See the professionals who’ll be judging the winning photos below – and read interviews with a selection of our jury members here.
Mika is a photographer and cinematographer based in Gothenburg, Sweden, who has worked with brands including Apple, The North Face, Mercedes-Benz and H&M. He says he is always striving to convey emotion through images, and to create something “that feels honest and transparent”.
Oghalé is a Nigerian-American Photographer, working in London, England and Phoenix, Arizona. Oghalé is determined to change the negative narratives surrounding black men and women, by capturing them in different dignified ways, and expressing feelings of togetherness. His shots have been published in magazines including Nataal and Viewpoint Colour, and he currently has work on exhibition at the English National Portrait Gallery.

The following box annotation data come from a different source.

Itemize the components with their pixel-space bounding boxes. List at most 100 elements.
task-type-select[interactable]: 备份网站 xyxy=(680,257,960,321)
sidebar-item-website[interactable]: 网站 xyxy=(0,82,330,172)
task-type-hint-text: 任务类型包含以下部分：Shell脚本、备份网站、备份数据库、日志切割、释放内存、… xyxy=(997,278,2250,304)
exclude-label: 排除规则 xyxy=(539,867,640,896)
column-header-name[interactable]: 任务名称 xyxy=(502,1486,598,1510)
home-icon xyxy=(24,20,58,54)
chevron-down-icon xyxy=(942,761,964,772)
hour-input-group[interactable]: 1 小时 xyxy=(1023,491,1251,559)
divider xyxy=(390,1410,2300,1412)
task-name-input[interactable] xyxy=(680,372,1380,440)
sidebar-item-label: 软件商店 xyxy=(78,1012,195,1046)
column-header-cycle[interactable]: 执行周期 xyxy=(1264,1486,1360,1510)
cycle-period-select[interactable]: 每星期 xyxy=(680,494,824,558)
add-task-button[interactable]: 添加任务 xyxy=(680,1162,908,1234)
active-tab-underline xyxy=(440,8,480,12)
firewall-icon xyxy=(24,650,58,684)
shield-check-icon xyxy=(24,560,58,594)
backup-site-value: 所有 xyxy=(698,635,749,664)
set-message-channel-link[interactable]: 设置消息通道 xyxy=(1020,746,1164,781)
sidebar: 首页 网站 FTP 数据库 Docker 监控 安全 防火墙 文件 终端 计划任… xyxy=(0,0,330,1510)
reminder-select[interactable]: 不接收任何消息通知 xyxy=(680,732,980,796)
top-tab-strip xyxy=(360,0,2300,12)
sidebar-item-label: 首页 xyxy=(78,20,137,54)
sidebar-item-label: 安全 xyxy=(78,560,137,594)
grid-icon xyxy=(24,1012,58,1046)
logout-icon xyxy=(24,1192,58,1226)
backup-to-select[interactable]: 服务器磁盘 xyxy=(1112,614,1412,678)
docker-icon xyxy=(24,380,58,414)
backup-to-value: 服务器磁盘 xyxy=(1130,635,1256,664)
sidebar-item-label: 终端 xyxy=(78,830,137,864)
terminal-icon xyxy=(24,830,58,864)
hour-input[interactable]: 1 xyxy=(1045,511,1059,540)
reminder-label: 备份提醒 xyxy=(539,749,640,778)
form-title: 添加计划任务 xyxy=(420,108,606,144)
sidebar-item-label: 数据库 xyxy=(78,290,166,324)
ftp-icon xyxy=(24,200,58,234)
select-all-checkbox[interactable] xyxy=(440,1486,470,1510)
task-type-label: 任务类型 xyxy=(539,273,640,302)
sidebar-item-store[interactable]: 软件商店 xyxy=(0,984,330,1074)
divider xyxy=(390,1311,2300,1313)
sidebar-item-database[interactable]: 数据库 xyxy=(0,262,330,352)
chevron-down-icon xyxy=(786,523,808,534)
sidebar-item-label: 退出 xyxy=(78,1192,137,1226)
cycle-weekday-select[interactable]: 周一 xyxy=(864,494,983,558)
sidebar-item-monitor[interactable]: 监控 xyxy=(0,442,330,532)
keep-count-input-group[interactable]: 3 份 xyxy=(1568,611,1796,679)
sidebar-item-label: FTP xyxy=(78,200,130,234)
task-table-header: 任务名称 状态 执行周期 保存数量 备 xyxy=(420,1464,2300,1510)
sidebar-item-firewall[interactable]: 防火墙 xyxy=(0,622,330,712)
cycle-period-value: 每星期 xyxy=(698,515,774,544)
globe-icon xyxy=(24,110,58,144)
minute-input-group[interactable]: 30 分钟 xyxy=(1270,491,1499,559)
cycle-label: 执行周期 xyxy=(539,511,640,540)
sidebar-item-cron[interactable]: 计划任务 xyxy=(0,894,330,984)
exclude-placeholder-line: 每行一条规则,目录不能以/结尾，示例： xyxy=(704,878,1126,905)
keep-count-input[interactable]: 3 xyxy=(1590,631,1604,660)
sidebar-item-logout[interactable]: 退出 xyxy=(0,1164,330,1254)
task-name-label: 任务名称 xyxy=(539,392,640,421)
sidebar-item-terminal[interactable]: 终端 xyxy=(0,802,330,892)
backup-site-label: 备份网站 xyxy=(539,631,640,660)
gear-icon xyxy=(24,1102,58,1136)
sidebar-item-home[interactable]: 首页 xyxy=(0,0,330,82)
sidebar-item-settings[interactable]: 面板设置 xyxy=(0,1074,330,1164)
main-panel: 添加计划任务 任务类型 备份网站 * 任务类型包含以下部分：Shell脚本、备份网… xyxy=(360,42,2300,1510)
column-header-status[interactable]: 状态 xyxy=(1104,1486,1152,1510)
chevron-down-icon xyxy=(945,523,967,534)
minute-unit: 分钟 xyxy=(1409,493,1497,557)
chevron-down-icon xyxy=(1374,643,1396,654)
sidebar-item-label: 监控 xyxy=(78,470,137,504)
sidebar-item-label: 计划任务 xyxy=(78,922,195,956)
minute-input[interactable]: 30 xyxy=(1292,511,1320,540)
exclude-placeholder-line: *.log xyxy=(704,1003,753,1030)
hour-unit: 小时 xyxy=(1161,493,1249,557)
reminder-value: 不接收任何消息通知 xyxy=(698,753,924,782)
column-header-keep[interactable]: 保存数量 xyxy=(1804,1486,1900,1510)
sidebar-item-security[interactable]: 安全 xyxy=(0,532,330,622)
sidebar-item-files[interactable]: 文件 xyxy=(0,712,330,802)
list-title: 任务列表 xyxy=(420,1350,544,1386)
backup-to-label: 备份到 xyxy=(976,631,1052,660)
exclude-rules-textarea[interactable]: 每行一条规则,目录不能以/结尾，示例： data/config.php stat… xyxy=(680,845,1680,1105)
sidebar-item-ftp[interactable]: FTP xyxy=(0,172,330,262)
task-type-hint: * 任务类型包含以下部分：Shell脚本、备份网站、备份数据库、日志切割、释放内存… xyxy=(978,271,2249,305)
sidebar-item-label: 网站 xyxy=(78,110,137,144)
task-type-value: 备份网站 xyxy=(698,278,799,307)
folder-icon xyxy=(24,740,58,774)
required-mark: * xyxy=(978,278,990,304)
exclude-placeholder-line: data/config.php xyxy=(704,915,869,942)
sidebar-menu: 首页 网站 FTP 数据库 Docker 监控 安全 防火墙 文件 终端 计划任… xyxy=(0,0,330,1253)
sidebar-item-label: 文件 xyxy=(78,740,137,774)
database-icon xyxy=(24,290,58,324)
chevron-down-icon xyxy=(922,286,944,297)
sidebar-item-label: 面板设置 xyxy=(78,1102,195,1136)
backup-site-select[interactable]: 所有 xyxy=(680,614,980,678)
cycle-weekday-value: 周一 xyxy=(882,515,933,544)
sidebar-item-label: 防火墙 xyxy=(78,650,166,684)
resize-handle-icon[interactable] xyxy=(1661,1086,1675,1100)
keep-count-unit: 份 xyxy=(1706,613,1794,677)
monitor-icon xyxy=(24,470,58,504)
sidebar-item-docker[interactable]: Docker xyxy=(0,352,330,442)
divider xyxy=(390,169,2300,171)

Kid Circus (also known as Michael) is a portrait and fashion photographer from London. His first passion was landscapes, architecture and street photography, and from there he got into portraiture. He shoots mostly on film, explaining: “I just feel the process means I have to be way more intentional with every click, and I believe the slower pace helps me to better build a connection with my subjects.”
Vitalik is a photographer based in Lviv, Ukraine, focusing on fashion and beauty, conceptual and advertising photography. He likes to explore human nature through the lens of his camera, reflecting emotions and giving subjects the freedom to express themselves. Vitalik says: “Photography documents reality, depicts aesthetics, and shows how precious life and the beauty of our world is. But it’s also visual poetry; it can appeal to our hearts, change our perception.” He was a finalist in 5’s Everyday Changemaker Photo Contest in 2020.
Ana Carolina Fernandes
Born in Rio de Janeiro, Brazil, Ana Carolina had a passion for photography from a young age. Inspired by her father’s job on a newspaper, and became a photojournalist herself. Her influences include Henri Cartier-Bresson, Magnum and Brazilian photographers Maureen Bisiliat and Claudia Andujar, who have documented Brazil’s immense backlands and indigenous tribes. Today Ana Carolina works on documentary projects “with a humanist vision”.
Marta Julia Johansen
Marta is 5’s visual director. She has many years of experience as a graphic designer and art director in sectors including theatre, fashion, TV and food. She has worked with numerous leading photographers on commercial and editorial projects.
Denisse Ariana Pérez
Denisse is a Caribbean-born, Barcelona-based copywriter and photographer. She is obsessed with words, people and imagery and finding ways to make them speak to one another. She studied in interactive art direction at Hyper Island in Stockholm, Sweden, and currently works as a freelance senior creative.
Mishael Phillip is a photographer working in London and Copenhagen. He teaches at the Danish photography school Fatamorgana.
Misha Vallejo Prut
Misha is an Ecuadorian photojournalist who describes his work as lying in the border between documentary and art. He was a finalist in 5’s Everyday Changemaker Photo Contest in 2020. His work has been published in Vice, the New York Times Lens and Geo, and has been exhibited at the Lumix Festival of Young Visual Journalism in Germany, the Bronx Documentary Center and the Rencontres de la Photographie festival in France.